An arbitrary definition
If the P value is less than 5% (P less than .05) that means that there is less than a 5% probability that we would observe the above results if in reality treatment A and treatment B were equally effective. Since this probability is very small, the convention is to reject the idea that both treatments are equally effective and declare that treatment A is indeed more effective.

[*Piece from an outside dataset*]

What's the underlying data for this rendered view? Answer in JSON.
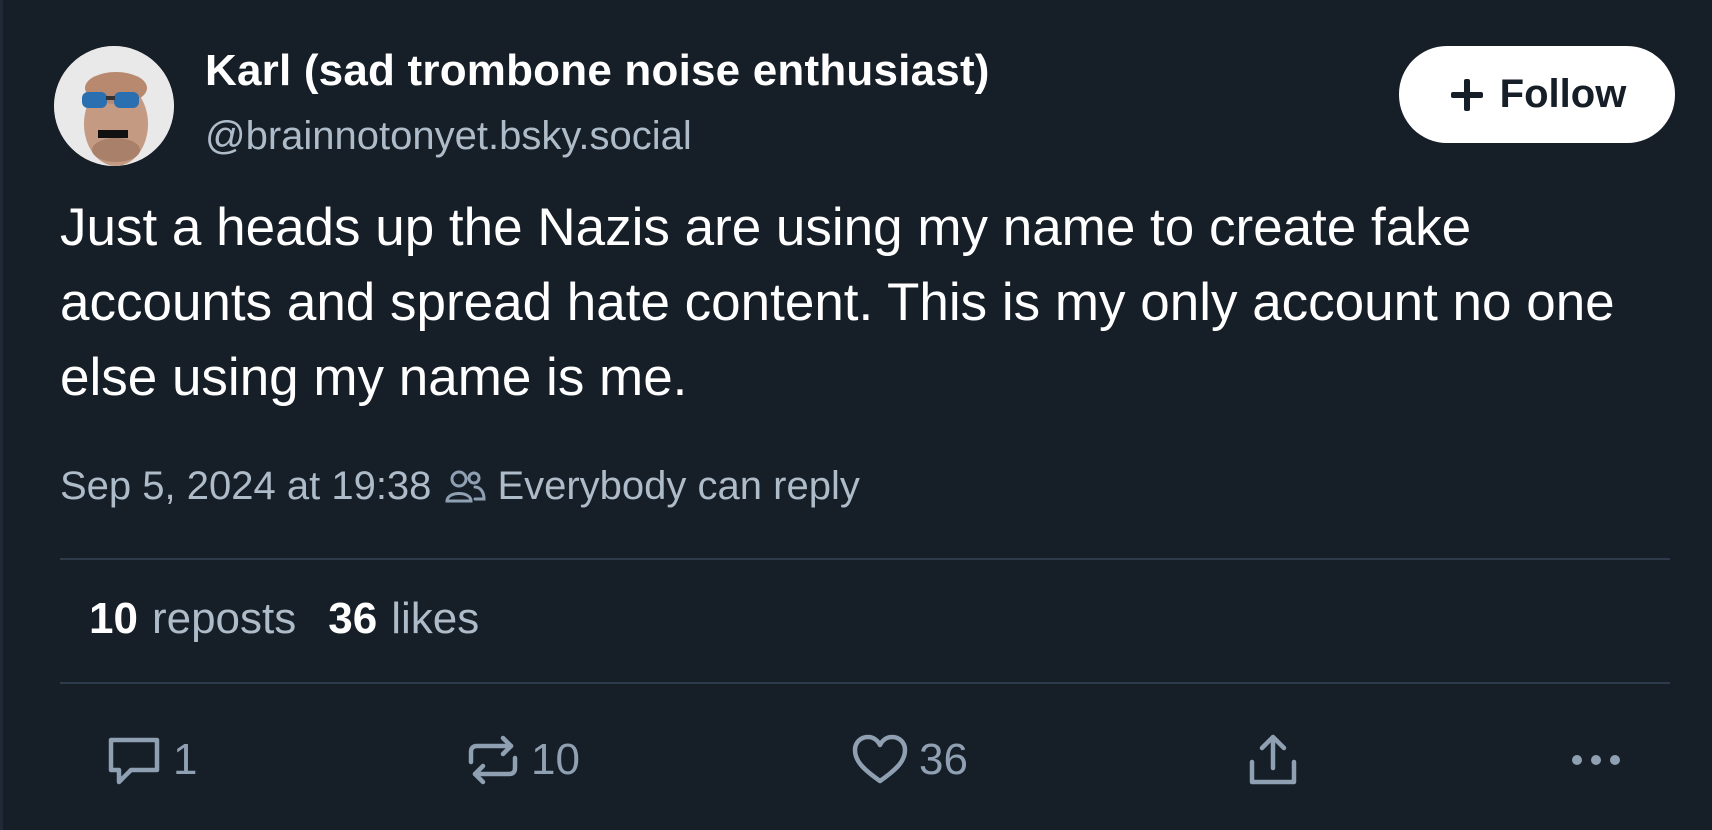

The P value is thus a probability, and “statistical significance” depends simply on 5% being considered the cutoff for sufficiently low enough probability to make chance an unlikely explanation for the observed results. As you can see this is an arbitrary cutoff; it could have been 4% or 6%, and the concept would not have changed.1
Power
Thus, simply looking at the P value itself is insufficient. We need to interpret it in light of other information.2 Before doing that, we need to introduce a new related statistical concept, that of “power.” The power of a study can be conceptually understood as the ability to detect a difference if there truly is one. If there is a difference in reality between treatments A and B, then the power of a study is the ability to detect that difference.
Two factors influence power: the effect size (that is, the difference between A and B) and the sample size. If the effect size is large, then even with small samples we can detect it. For example, if treatment A was effective in 100% of the cases, and treatment B only in 10% of cases, then the difference will be clear even with a small number of patients. Conversely, if the effect size is small, then we would need a very large sample size to detect that difference. For example, if treatment A is effective in 20% of cases, and treatment B is effective in 22% of cases, the difference between them could be observed only if we enrolled a very large number of patients. A large sample size increases the power of a study. This has important implications for the interpretation of the P value.
How (not) to interpret the P value
Many clinicians do not consider other factors when interpreting the P value, and assume that the dichotomization of results as “significant” and “nonsignificant” accurately reflects reality.3
Authors may say something like the following: “Treatment A was effective in 50% of patients, and treatment B was effective in 20% of the patients, but there was no difference between them (P = .059).” The reason why they declare this as “no difference” is because there is no “statistically significant difference” if P = .059. However, this does not mean that there is no difference.
First, if the convention for the cutoff value for significance was another arbitrary value, say 0.06, then this would have been a statistically significant finding.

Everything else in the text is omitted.